The organization of the IDA workers represents a “unique case,” according to Kate Bronfenbrenner, director of labor education research at Cornell University’s School of Industrial and Labor Relations. Among the reasons: IDA has loudly proclaimed a pro-union position. Bronfenbrenner, who has no direct connection to the IDA and knows only what has been reported about the union effort, offered a general overview of organizing processes.

“The employer said ‘we recognize you,’ but they didn’t agree to the terms of the recognition” demanded by the workers, she said. “The union is worried the employer isn’t going to bargain with them, is going to refuse to allow certain workers in the bargaining unit, or is just going to stall. They figure they’ll have the NLRB oversee it.”

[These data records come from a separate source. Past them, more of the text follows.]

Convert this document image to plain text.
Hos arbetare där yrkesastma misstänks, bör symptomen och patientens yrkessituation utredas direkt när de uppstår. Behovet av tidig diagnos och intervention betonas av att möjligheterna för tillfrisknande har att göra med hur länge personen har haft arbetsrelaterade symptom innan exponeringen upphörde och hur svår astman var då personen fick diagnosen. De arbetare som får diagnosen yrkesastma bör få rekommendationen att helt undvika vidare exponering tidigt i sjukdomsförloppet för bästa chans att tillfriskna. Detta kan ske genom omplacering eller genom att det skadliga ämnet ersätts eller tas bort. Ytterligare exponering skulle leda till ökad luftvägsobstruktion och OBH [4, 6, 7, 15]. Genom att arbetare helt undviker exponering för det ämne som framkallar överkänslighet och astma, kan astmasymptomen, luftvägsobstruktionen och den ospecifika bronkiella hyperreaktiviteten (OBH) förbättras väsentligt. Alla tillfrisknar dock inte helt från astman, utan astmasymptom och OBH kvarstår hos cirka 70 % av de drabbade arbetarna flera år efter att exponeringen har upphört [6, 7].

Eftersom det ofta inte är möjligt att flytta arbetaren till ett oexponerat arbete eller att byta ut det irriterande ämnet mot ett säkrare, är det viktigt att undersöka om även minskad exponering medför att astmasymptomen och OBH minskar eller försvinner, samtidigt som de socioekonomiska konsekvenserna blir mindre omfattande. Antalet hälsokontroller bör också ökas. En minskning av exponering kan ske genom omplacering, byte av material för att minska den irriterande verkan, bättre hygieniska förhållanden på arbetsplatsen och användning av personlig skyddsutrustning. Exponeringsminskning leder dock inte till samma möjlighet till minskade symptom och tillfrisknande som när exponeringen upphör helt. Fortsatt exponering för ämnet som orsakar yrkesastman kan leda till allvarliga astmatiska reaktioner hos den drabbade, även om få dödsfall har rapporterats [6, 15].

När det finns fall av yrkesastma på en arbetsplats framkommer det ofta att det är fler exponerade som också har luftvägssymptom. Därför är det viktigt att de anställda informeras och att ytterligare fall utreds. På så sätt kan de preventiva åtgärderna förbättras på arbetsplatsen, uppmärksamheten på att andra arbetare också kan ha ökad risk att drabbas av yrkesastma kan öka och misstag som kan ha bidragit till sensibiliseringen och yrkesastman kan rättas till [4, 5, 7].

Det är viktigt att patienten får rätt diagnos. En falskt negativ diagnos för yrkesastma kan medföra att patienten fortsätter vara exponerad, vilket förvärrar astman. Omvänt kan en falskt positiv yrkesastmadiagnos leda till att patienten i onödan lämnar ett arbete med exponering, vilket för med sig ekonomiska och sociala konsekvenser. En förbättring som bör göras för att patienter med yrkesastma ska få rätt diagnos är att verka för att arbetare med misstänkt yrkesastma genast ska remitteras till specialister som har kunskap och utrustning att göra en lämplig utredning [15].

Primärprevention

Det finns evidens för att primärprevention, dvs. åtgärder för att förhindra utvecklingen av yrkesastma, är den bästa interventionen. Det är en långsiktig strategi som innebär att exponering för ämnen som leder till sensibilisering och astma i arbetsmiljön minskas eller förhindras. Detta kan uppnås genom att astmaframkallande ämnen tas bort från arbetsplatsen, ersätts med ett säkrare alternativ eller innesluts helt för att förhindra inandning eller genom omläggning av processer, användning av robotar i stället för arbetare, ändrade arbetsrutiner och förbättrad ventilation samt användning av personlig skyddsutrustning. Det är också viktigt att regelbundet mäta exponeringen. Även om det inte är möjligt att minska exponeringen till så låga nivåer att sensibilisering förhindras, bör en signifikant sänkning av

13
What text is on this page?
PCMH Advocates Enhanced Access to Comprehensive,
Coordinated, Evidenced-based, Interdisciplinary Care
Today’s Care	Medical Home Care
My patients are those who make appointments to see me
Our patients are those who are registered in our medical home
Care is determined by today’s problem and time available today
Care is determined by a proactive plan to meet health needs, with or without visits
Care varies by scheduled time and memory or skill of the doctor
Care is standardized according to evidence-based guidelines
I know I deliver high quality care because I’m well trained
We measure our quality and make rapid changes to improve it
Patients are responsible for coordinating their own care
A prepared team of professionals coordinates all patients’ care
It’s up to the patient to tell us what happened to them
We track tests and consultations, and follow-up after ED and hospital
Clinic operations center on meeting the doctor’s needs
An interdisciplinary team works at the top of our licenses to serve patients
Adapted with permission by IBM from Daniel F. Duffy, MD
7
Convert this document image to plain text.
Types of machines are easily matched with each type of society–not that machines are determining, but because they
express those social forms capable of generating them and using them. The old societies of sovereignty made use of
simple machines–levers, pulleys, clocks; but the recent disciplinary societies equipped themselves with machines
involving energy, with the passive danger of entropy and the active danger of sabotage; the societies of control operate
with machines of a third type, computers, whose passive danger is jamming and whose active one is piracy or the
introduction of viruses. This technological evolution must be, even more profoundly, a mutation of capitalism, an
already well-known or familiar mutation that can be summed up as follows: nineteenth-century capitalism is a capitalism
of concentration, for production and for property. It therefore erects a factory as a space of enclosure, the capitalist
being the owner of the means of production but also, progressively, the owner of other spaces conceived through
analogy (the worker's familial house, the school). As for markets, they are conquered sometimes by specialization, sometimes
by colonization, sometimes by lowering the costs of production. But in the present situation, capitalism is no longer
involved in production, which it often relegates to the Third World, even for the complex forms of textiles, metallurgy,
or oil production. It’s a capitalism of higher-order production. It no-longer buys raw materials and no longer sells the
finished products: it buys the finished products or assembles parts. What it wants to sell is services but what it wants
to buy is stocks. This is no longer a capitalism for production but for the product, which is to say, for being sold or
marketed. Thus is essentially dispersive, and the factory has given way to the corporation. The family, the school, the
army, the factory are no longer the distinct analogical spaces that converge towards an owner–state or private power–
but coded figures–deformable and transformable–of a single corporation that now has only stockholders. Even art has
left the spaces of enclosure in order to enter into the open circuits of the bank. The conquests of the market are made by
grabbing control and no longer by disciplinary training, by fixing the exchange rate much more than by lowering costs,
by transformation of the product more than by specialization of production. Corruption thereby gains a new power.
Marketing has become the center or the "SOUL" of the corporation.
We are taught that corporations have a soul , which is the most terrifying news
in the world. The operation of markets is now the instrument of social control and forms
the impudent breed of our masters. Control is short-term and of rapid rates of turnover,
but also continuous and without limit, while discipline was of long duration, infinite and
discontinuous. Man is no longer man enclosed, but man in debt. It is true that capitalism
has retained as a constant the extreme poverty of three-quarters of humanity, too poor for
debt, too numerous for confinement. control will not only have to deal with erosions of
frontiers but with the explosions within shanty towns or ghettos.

Determining bargaining units comes in different flavors, Bronfenbrenner said. The sides can mutually agree, they can compromise, or they can have an NLRB officer decide at a hearing. An election is on the horizon, but the sides are still able to strike a deal without going to a vote.

Current points of debate include common issues regarding such as who qualifies for the union, but the current asks by IDA employees include creating “accountability for situations where IDA leadership diminishes current and former staff (foul language, aggressive outbursts, sharing confidential information, etc.) in both private and public settings,” fair compensation, and “protection of the staff’s executive authority over their organizational duties as outlined in their job descriptions.”

Also on the table: prioritizing staff concerns and sticking to reasonable timelines “over fixing IDA’s public image.”